1918年に第一次世界大戦は終了しました。
敗戦したドイツと、勝っても甚大な被害を受けたフランスでは、それまで欧米を席巻してた「進歩主義」に疑問を持ち出します。
植民地支配や大量破壊兵器の投入、両軍合わせて1000万人を越える戦死者。
「発展」の名の下に世界は悲しみと隣り合わせでした。
そんな進歩主義に対して
「国家主導の物質的な豊かさよりも個人の自然観を大切にしよう。」
と言う考えがドイツやフランスで盛り上がってきます。
そのなかで注目された人物がニーチェとキルケゴールです。
ニーチェの「神は死んだ」の思想はナチスに政治利用されたと言います。
キルケゴールの実存主義を継承したとされるハイデッカーはナチスに入党しています。
サルトルによってハイデッカーは「実存主義」と言われていますが、ハイデッカー自身はこれを否定しています。
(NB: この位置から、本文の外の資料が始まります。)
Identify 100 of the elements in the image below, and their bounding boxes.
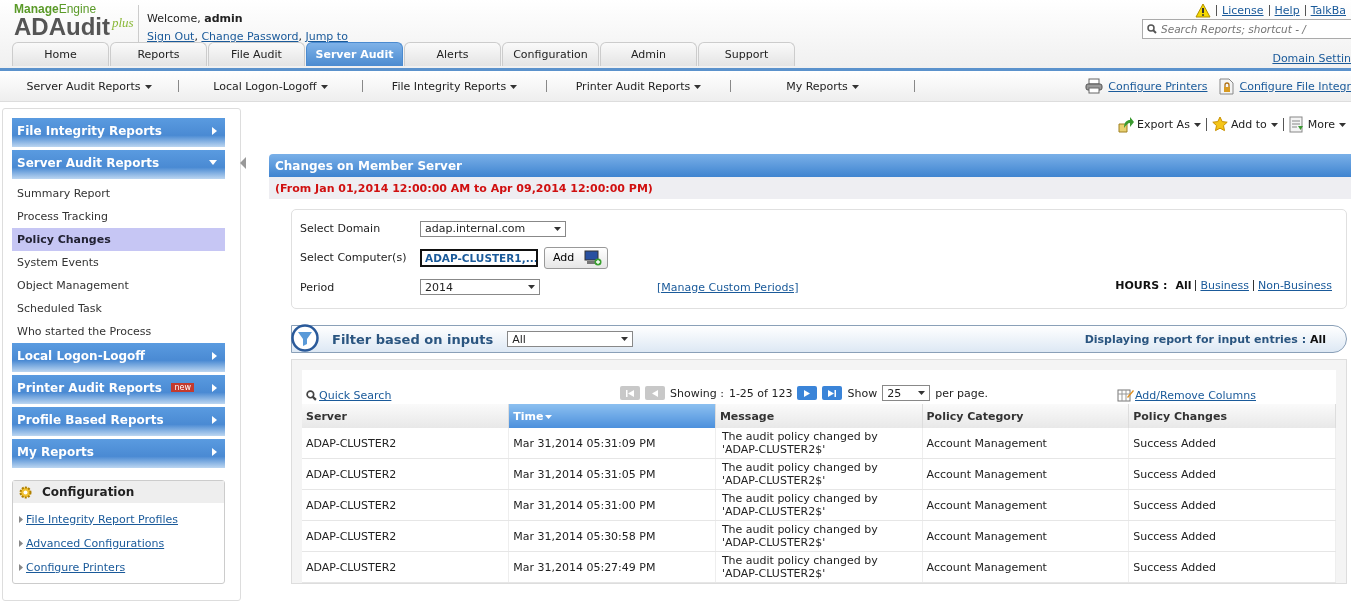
add-button[interactable]: Add [544, 247, 608, 269]
funnel-icon [291, 324, 319, 352]
table-cell: ADAP-CLUSTER2 [302, 520, 509, 552]
nav-tab[interactable]: Reports [110, 42, 207, 66]
display-text: Displaying report for input entries : All [1084, 332, 1326, 346]
caret-icon [1193, 122, 1201, 127]
collapse-sidebar-icon[interactable] [240, 157, 246, 169]
next-page-icon [804, 389, 811, 397]
star-icon [1211, 116, 1228, 132]
quick-search-link[interactable]: Quick Search [319, 389, 392, 402]
table-cell: Account Management [922, 551, 1129, 583]
separator-text: , [194, 30, 199, 43]
menu-dropdown[interactable]: File Integrity Reports [391, 79, 518, 93]
sidebar-item[interactable]: System Events [12, 251, 225, 274]
manage-periods-link[interactable]: [Manage Custom Periods] [657, 280, 799, 294]
period-dropdown[interactable]: 2014 [420, 279, 540, 296]
table-cell: Account Management [922, 428, 1129, 459]
menu-dropdown[interactable]: Printer Audit Reports [575, 79, 702, 93]
hours-option[interactable]: Business [1195, 280, 1249, 291]
add-remove-columns-link[interactable]: Add/Remove Columns [1135, 388, 1256, 402]
table-cell: The audit policy changed by 'ADAP-CLUSTER2$' [715, 489, 923, 521]
configuration-link[interactable]: Advanced Configurations [26, 536, 165, 550]
sidebar-item[interactable]: Policy Changes [12, 228, 225, 251]
caret-icon [510, 84, 518, 89]
menu-dropdown[interactable]: My Reports [786, 79, 859, 93]
caret-icon [694, 84, 702, 89]
column-header[interactable]: Policy Changes [1128, 404, 1336, 428]
configuration-link[interactable]: Configure Printers [26, 560, 126, 574]
nav-tab[interactable]: File Audit [208, 42, 305, 66]
hours-label: HOURS : [1115, 279, 1168, 292]
configuration-title: Configuration [42, 485, 135, 499]
toolbar-dropdown[interactable]: More [1307, 117, 1346, 131]
hours-option[interactable]: Non-Business [1253, 280, 1332, 291]
table-cell: Success Added [1128, 551, 1336, 583]
caret-icon [554, 226, 561, 231]
sidebar-item[interactable]: Scheduled Task [12, 297, 225, 320]
filter-label: Filter based on inputs [332, 331, 494, 347]
menu-dropdown[interactable]: Local Logon-Logoff [213, 79, 328, 93]
column-header[interactable]: Policy Category [922, 404, 1129, 428]
field-label: Period [300, 280, 336, 294]
sidebar-item[interactable]: Summary Report [12, 182, 225, 205]
warning-icon[interactable] [1195, 2, 1212, 18]
collapsed-arrow-icon [212, 351, 217, 360]
caret-icon [851, 84, 859, 89]
table-cell: Mar 31,2014 05:31:00 PM [508, 489, 716, 521]
table-cell: ADAP-CLUSTER2 [302, 551, 509, 583]
search-field[interactable]: Search Reports; shortcut - / [1142, 19, 1351, 39]
column-header[interactable]: Message [715, 404, 923, 428]
hours-option[interactable]: All [1171, 280, 1192, 291]
sidebar-item[interactable]: Process Tracking [12, 205, 225, 228]
field-label: Select Computer(s) [300, 251, 408, 265]
collapsed-arrow-icon [212, 383, 217, 392]
table-cell: Success Added [1128, 458, 1336, 490]
show-label: Show [847, 386, 878, 400]
account-link[interactable]: Jump to [305, 30, 348, 43]
nav-tab[interactable]: Alerts [404, 42, 501, 66]
gear-icon [19, 485, 32, 499]
table-cell: Account Management [922, 458, 1129, 490]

そして注目すべきは戦勝国のイギリス、アメリカ、日本はこのニーチェとキルケゴールの影響を受けずに「進歩主義」を強め続けることになるのです。
そして第二次世界大戦での敗北によるアメリカ的価値観の押し付け…。
そこには常に勝ち続けた進歩主義による「戦勝発展をベースとしたアメリカ」
の価値観なんですよね。
よって日本の実存主義は1960年代の学生運動まで導入が送れますが既にアメリカの管理下に置かれた日本でした。
この敗戦がアメリカ一国統治体制でなく、フランスや同じく敗戦国のドイツの文化がもっと入りやすければ、日本におけるキルケゴールの知名度はもっと上がってたかもしれません。
何が言いたいかと言えば、世界、国、国家の前に
「存在する自分」
を認識して下さい。
と言うことです。
個人主義になれと言うことではありません。
他者との共存で自分が存在するのも承知しています。
しかし、
「自分の内なる宇宙は自分だけの物」
なのです。
既出ですがキルケゴールは
「人生を仮面舞踏会に例える者がいるが、仮面をはずす夜の世界を忘れてはいけない」
と述べてます。
他者との共存であなたの中に「作られた人格」が存在するでしょう。しかし、それはあなたが一人になれば不必要な人格です。そして他者も所詮、仮面を被っており、それを引き剥がすことが人生の目的ではありません。
私は自由意思はあると考えます。内なる宇宙はどこまでも自由だからです。
そして進歩主義に対するアンチテーゼを常に持ち続けたいです。